The respondent and intervener relied upon Matter of Bayne, 69 Misc. Rep. (N. Y.) 579. That was a case decided in the supreme court (not the court of appeals) of Kings county, New York, on application to review the action of the secretary of state in refusing to file a certificate of nomination of the nominee for the state senate by the regular democratic convention of the district. It was deposited in the mails in time to be received on the last legal day for filing but was actually received on the next day. Under the authority of an opinion by the court of appeals in Matter of Application of Darling, 189 N. Y. 570, involving a discretion committed to the courts by the election laws, the court granted the motion to require the certificate to be filed. The rule so announced by the court of appeals is as follows: “Though we regard the statutory requirement as to the time when certificates of nomination should be filed as mandatory, a majority of the court are of the opinion that there may occur accidents and mistakes, causing delay in such filing, from the effects of which the supreme court in either branch may, under section 56 of the election law, re*295lieve, provided it finds that the delay has not been due to the negligence or fault of the convention making the nomination, or of the party to whom the filing of the certificate was entrusted.” So the highest court of the state regards the statute as mandatory save where certain discretion is permitted under their statutes.

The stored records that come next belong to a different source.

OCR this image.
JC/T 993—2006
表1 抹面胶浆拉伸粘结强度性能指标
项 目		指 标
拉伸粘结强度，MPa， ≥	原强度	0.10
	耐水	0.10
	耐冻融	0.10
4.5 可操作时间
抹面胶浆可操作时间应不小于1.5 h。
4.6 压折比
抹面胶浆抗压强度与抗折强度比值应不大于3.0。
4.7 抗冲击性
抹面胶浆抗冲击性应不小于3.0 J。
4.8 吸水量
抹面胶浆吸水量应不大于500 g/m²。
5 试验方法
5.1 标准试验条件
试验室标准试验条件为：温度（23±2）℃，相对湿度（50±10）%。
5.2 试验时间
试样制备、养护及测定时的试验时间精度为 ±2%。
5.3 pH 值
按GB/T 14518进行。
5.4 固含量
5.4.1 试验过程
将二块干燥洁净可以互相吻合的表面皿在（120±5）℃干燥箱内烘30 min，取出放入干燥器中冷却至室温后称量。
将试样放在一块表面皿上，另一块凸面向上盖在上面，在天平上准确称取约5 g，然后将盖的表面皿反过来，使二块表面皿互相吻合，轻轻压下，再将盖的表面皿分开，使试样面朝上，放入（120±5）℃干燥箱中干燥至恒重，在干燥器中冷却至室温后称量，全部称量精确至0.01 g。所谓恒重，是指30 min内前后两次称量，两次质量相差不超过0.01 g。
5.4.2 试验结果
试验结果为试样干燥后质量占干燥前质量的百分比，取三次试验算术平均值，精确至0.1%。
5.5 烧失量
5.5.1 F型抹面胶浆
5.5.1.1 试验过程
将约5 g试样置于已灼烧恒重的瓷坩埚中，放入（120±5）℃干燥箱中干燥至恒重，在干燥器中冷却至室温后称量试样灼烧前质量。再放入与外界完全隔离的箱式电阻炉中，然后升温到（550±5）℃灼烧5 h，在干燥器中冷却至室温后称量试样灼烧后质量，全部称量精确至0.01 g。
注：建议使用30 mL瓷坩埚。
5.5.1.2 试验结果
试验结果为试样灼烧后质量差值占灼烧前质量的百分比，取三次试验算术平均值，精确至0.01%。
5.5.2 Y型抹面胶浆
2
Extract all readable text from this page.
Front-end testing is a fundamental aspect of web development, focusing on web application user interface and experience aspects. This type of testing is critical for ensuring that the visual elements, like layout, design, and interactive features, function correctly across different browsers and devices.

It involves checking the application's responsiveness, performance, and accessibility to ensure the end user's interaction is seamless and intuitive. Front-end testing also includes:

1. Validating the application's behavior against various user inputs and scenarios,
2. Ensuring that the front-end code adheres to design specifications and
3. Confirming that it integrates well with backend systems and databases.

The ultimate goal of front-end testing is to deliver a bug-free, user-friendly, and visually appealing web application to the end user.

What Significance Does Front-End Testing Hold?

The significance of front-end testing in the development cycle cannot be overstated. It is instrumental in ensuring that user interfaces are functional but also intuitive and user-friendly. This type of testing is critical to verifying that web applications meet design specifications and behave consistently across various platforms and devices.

As to executive construction or interpretation by the secretary of state and by his predecessors, it should be said that such construction or interpretation is not generally allowed, particularly in personal matters, nor where there can be found no obvious ambiguity. Here the statute is perfectly plain as to the upset time of filing. There was nothing to construe or interpret. Either the filing was in time or it was not. To hold otherwise is to allow the officer to legislate as to the time of filing. That is the office and function of the legislature. It has definitely expressed its will.

We think it may confidently be said that it seems to be a general rule of distinction running through the cases to this effect: That the time within which a thing positively stated by statute is required to be done by one who desires to be a candidate at a primary election is mandatory, while those things which are to be done by the voter and by the officials in charge of the election and the certification thereof are to be viewed and weighed with such liberality as is not inconsistent with the letter and spirit of the law and yet may arrive at the honest and true intent of the voter.

For the reasons given in this opinion, the applicant or relator is entitled to the relief granted. And the order directing the secretary of state to omit the name of George W. Norris of Broken Bow from the list of candidates for United States senator to be .voted upon at the primary election August 12, 1930, was properly made.